OCRL molecular analysis in 9 probands and 26 relatives of Italian origin identified mutations in all nine patients (Addis et al. 2004). Another study indicates that ~ 90% of Lowe syndrome patients have OCRL mutations and new mutations occur in ~32% of the affected males (Sugimoto et al. 2014). Another analysis, which included samples from three probands and their family members (altogether 8 DNA samples), identified OCRL mutations in all probands, and their mothers were carriers of the respective mutations. These mutations were not found in 156 healthy controls (Ke et al. 2012).
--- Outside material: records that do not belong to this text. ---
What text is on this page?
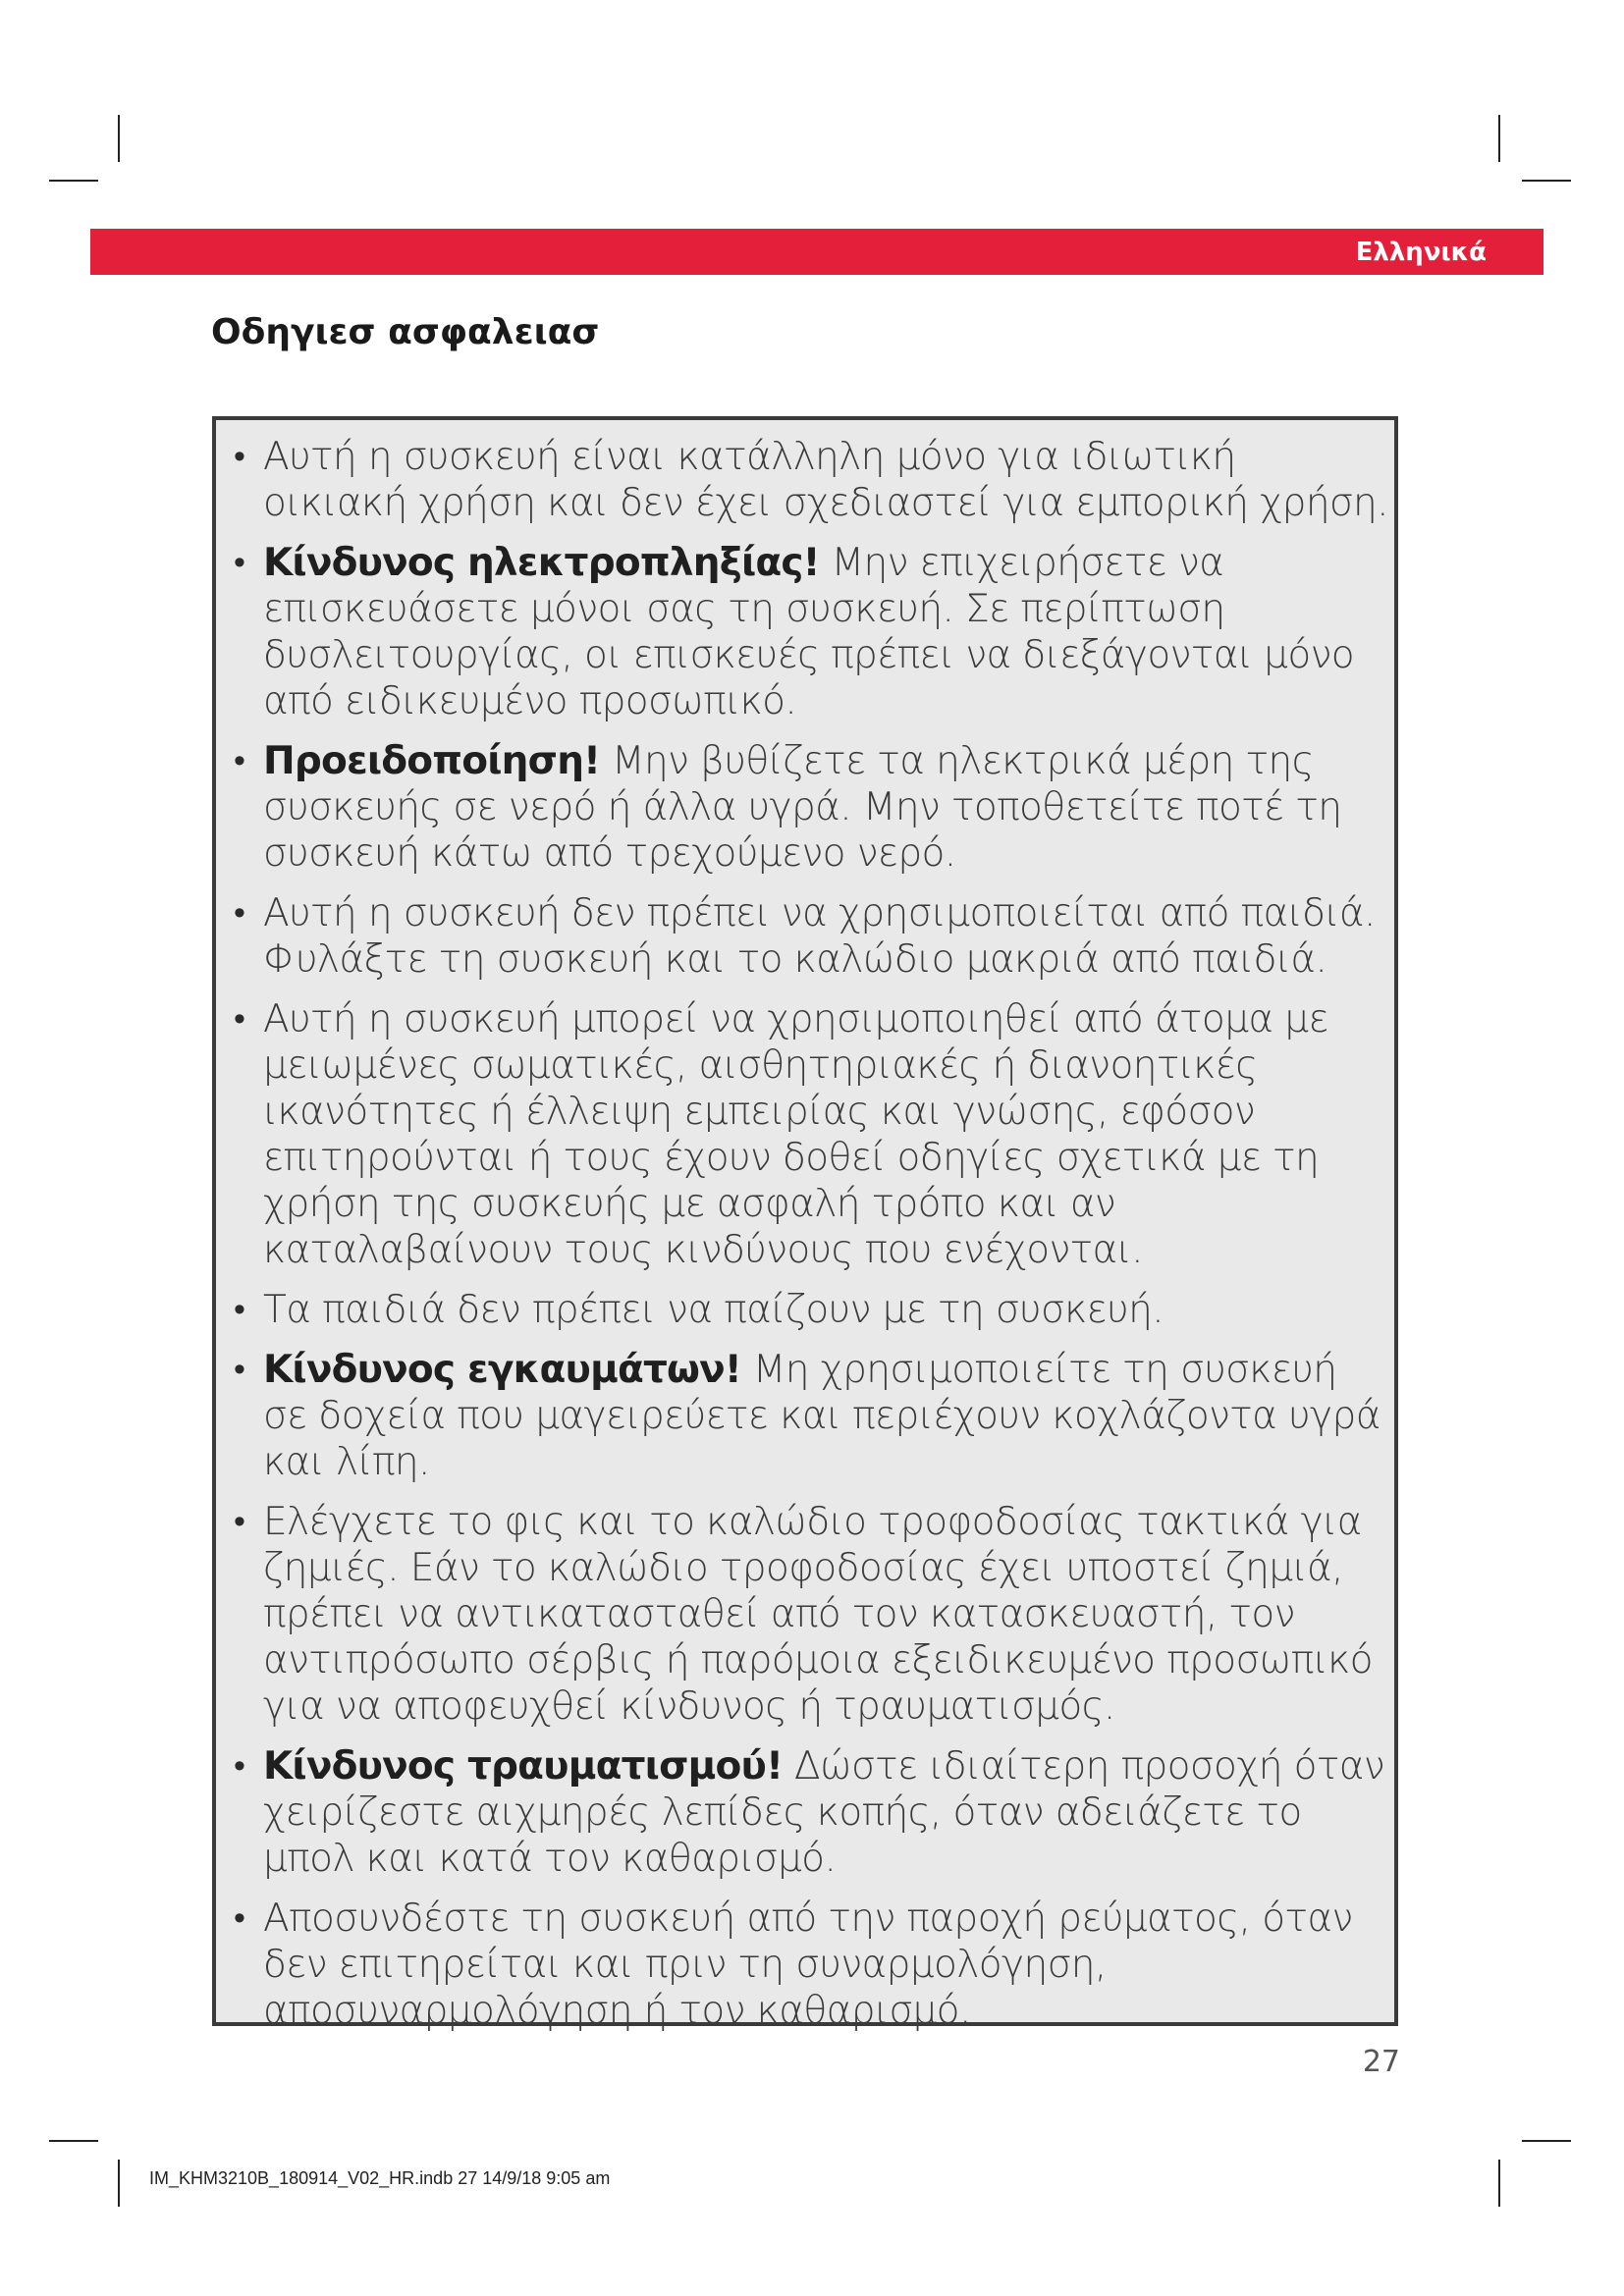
Ελληνικά
Οδηγιεσ ασφαλειασ
• Αυτή η συσκευή είναι κατάλληλη μόνο για ιδιωτική οικιακή χρήση και δεν έχει σχεδιαστεί για εμπορική χρήση.
• Κίνδυνος ηλεκτροπληξίας! Μην επιχειρήσετε να επισκευάσετε μόνοι σας τη συσκευή. Σε περίπτωση δυσλειτουργίας, οι επισκευές πρέπει να διεξάγονται μόνο από ειδικευμένο προσωπικό.
• Προειδοποίηση! Μην βυθίζετε τα ηλεκτρικά μέρη της συσκευής σε νερό ή άλλα υγρά. Μην τοποθετείτε ποτέ τη συσκευή κάτω από τρεχούμενο νερό.
• Αυτή η συσκευή δεν πρέπει να χρησιμοποιείται από παιδιά. Φυλάξτε τη συσκευή και το καλώδιο μακριά από παιδιά.
• Αυτή η συσκευή μπορεί να χρησιμοποιηθεί από άτομα με μειωμένες σωματικές, αισθητηριακές ή διανοητικές ικανότητες ή έλλειψη εμπειρίας και γνώσης, εφόσον επιτηρούνται ή τους έχουν δοθεί οδηγίες σχετικά με τη χρήση της συσκευής με ασφαλή τρόπο και αν καταλαβαίνουν τους κινδύνους που ενέχονται.
• Τα παιδιά δεν πρέπει να παίζουν με τη συσκευή.
• Κίνδυνος εγκαυμάτων! Μη χρησιμοποιείτε τη συσκευή σε δοχεία που μαγειρεύετε και περιέχουν κοχλάζοντα υγρά και λίπη.
• Ελέγχετε το φις και το καλώδιο τροφοδοσίας τακτικά για ζημιές. Εάν το καλώδιο τροφοδοσίας έχει υποστεί ζημιά, πρέπει να αντικατασταθεί από τον κατασκευαστή, τον αντιπρόσωπο σέρβις ή παρόμοια εξειδικευμένο προσωπικό για να αποφευχθεί κίνδυνος ή τραυματισμός.
• Κίνδυνος τραυματισμού! Δώστε ιδιαίτερη προσοχή όταν χειρίζεστε αιχμηρές λεπίδες κοπής, όταν αδειάζετε το μπολ και κατά τον καθαρισμό.
• Αποσυνδέστε τη συσκευή από την παροχή ρεύματος, όταν δεν επιτηρείται και πριν τη συναρμολόγηση, αποσυναρμολόγηση ή τον καθαρισμό.
27
IM_KHM3210B_180914_V02_HR.indb 27 14/9/18 9:05 am
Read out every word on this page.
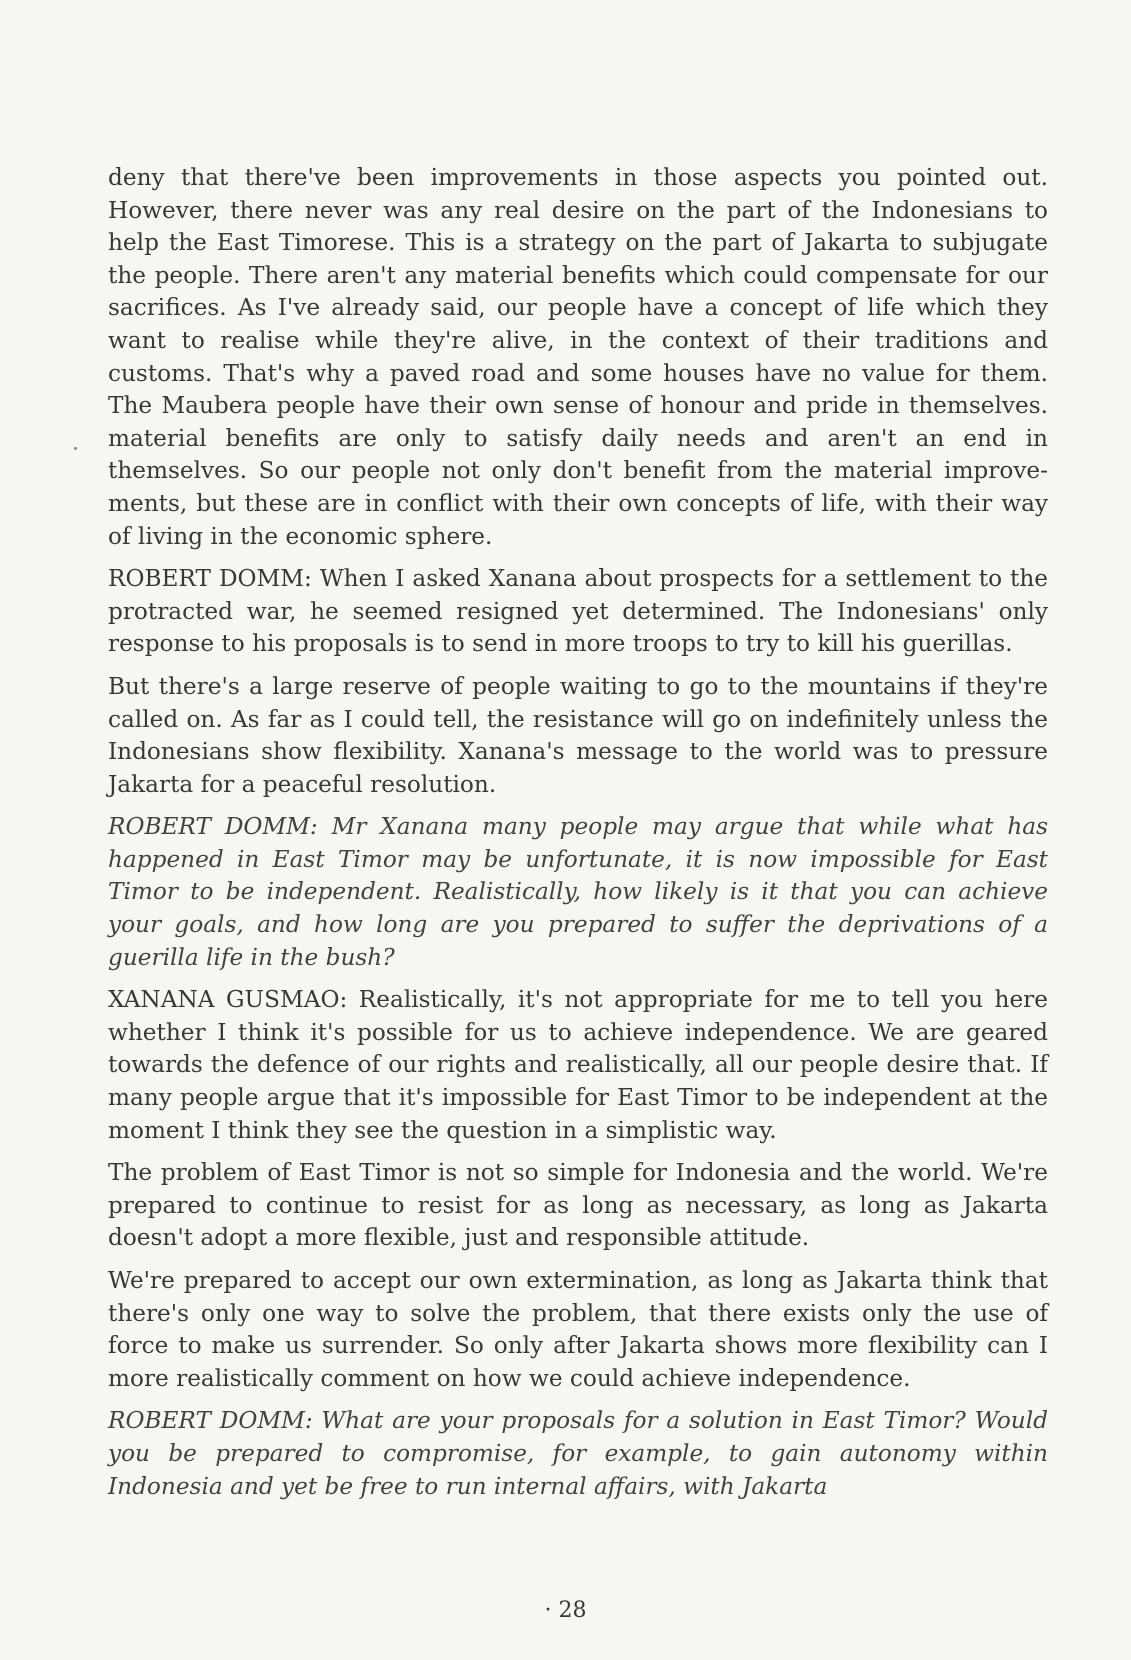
deny that there've been improvements in those aspects you pointed out. However, there never was any real desire on the part of the Indonesians to help the East Timorese. This is a strategy on the part of Jakarta to subjugate the people. There aren't any material benefits which could compensate for our sacrifices. As I've already said, our people have a concept of life which they want to realise while they're alive, in the context of their traditions and customs. That's why a paved road and some houses have no value for them. The Maubera people have their own sense of honour and pride in themselves. material benefits are only to satisfy daily needs and aren't an end in themselves. So our people not only don't benefit from the material improvements, but these are in conflict with their own concepts of life, with their way of living in the economic sphere.

ROBERT DOMM: When I asked Xanana about prospects for a settlement to the protracted war, he seemed resigned yet determined. The Indonesians' only response to his proposals is to send in more troops to try to kill his guerillas.

But there's a large reserve of people waiting to go to the mountains if they're called on. As far as I could tell, the resistance will go on indefinitely unless the Indonesians show flexibility. Xanana's message to the world was to pressure Jakarta for a peaceful resolution.

ROBERT DOMM: Mr Xanana many people may argue that while what has happened in East Timor may be unfortunate, it is now impossible for East Timor to be independent. Realistically, how likely is it that you can achieve your goals, and how long are you prepared to suffer the deprivations of a guerilla life in the bush?

XANANA GUSMAO: Realistically, it's not appropriate for me to tell you here whether I think it's possible for us to achieve independence. We are geared towards the defence of our rights and realistically, all our people desire that. If many people argue that it's impossible for East Timor to be independent at the moment I think they see the question in a simplistic way.

The problem of East Timor is not so simple for Indonesia and the world. We're prepared to continue to resist for as long as necessary, as long as Jakarta doesn't adopt a more flexible, just and responsible attitude.

We're prepared to accept our own extermination, as long as Jakarta think that there's only one way to solve the problem, that there exists only the use of force to make us surrender. So only after Jakarta shows more flexibility can I more realistically comment on how we could achieve independence.

ROBERT DOMM: What are your proposals for a solution in East Timor? Would you be prepared to compromise, for example, to gain autonomy within Indonesia and yet be free to run internal affairs, with Jakarta

· 28
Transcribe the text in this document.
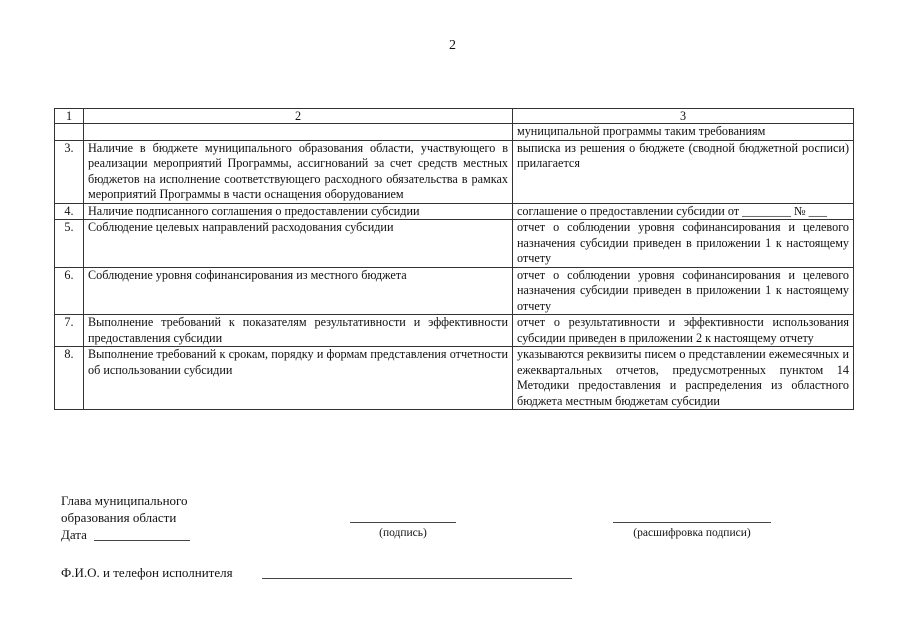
2
1	2	3
		муниципальной программы таким требованиям
3.	Наличие в бюджете муниципального образования области, участвующего в реализации мероприятий Программы, ассигнований за счет средств местных бюджетов на исполнение соответствующего расходного обязательства в рамках мероприятий Программы в части оснащения оборудованием	выписка из решения о бюджете (сводной бюджетной росписи) прилагается
4.	Наличие подписанного соглашения о предоставлении субсидии	соглашение о предоставлении субсидии от ________ № ___
5.	Соблюдение целевых направлений расходования субсидии	отчет о соблюдении уровня софинансирования и целевого назначения субсидии приведен в приложении 1 к настоящему отчету
6.	Соблюдение уровня софинансирования из местного бюджета	отчет о соблюдении уровня софинансирования и целевого назначения субсидии приведен в приложении 1 к настоящему отчету
7.	Выполнение требований к показателям результативности и эффективности предоставления субсидии	отчет о результативности и эффективности использования субсидии приведен в приложении 2 к настоящему отчету
8.	Выполнение требований к срокам, порядку и формам представления отчетности об использовании субсидии	указываются реквизиты писем о представлении ежемесячных и ежеквартальных отчетов, предусмотренных пунктом 14 Методики предоставления и распределения из областного бюджета местным бюджетам субсидии
Глава муниципального
образования области
Дата	(подпись)	(расшифровка подписи)
Ф.И.О. и телефон исполнителя
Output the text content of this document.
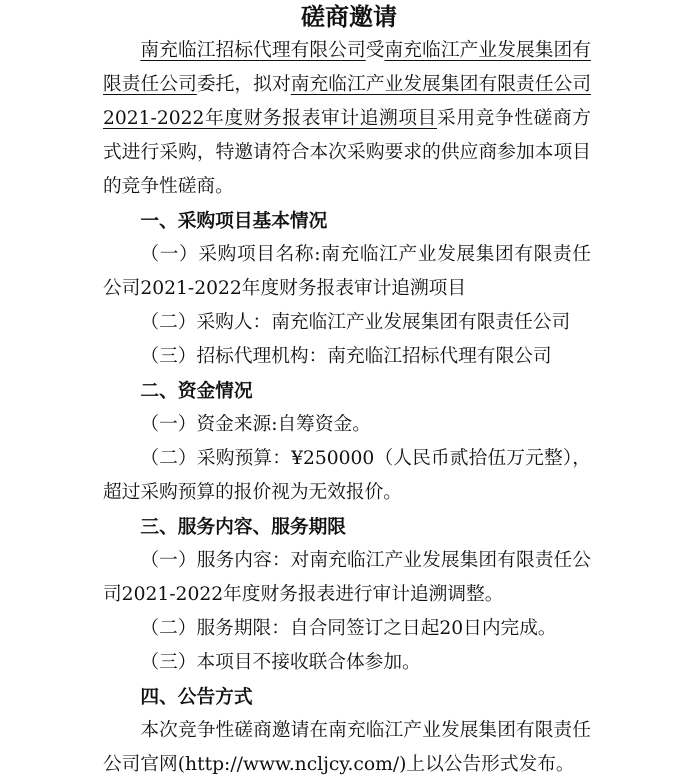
磋商邀请

南充临江招标代理有限公司受南充临江产业发展集团有限责任公司委托，拟对南充临江产业发展集团有限责任公司2021-2022年度财务报表审计追溯项目采用竞争性磋商方式进行采购，特邀请符合本次采购要求的供应商参加本项目的竞争性磋商。

一、采购项目基本情况

（一）采购项目名称:南充临江产业发展集团有限责任公司2021-2022年度财务报表审计追溯项目

（二）采购人：南充临江产业发展集团有限责任公司

（三）招标代理机构：南充临江招标代理有限公司

二、资金情况

（一）资金来源:自筹资金。

（二）采购预算：¥250000（人民币贰拾伍万元整），超过采购预算的报价视为无效报价。

三、服务内容、服务期限

（一）服务内容：对南充临江产业发展集团有限责任公司2021-2022年度财务报表进行审计追溯调整。

（二）服务期限：自合同签订之日起20日内完成。

（三）本项目不接收联合体参加。

四、公告方式

本次竞争性磋商邀请在南充临江产业发展集团有限责任公司官网(http://www.ncljcy.com/)上以公告形式发布。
This test provides full coverage of all coding exons of the OCRL gene plus 10 bases of flanking noncoding DNA in all available transcripts along with other non-coding regions in which pathogenic variants have been identified at PreventionGenetics or reported elsewhere. We define full coverage as >20X NGS reads or Sanger sequencing. PGnome panels typically provide slightly increased coverage over the PGxome equivalent. PGnome sequencing panels have the added benefit of additional analysis and reporting of deep intronic regions (where applicable).

Dependent on the sequencing backbone selected for this testing, discounted reflex testing to any other similar backbone-based test is available (i.e., PGxome panel to whole PGxome; PGnome panel to whole PGnome).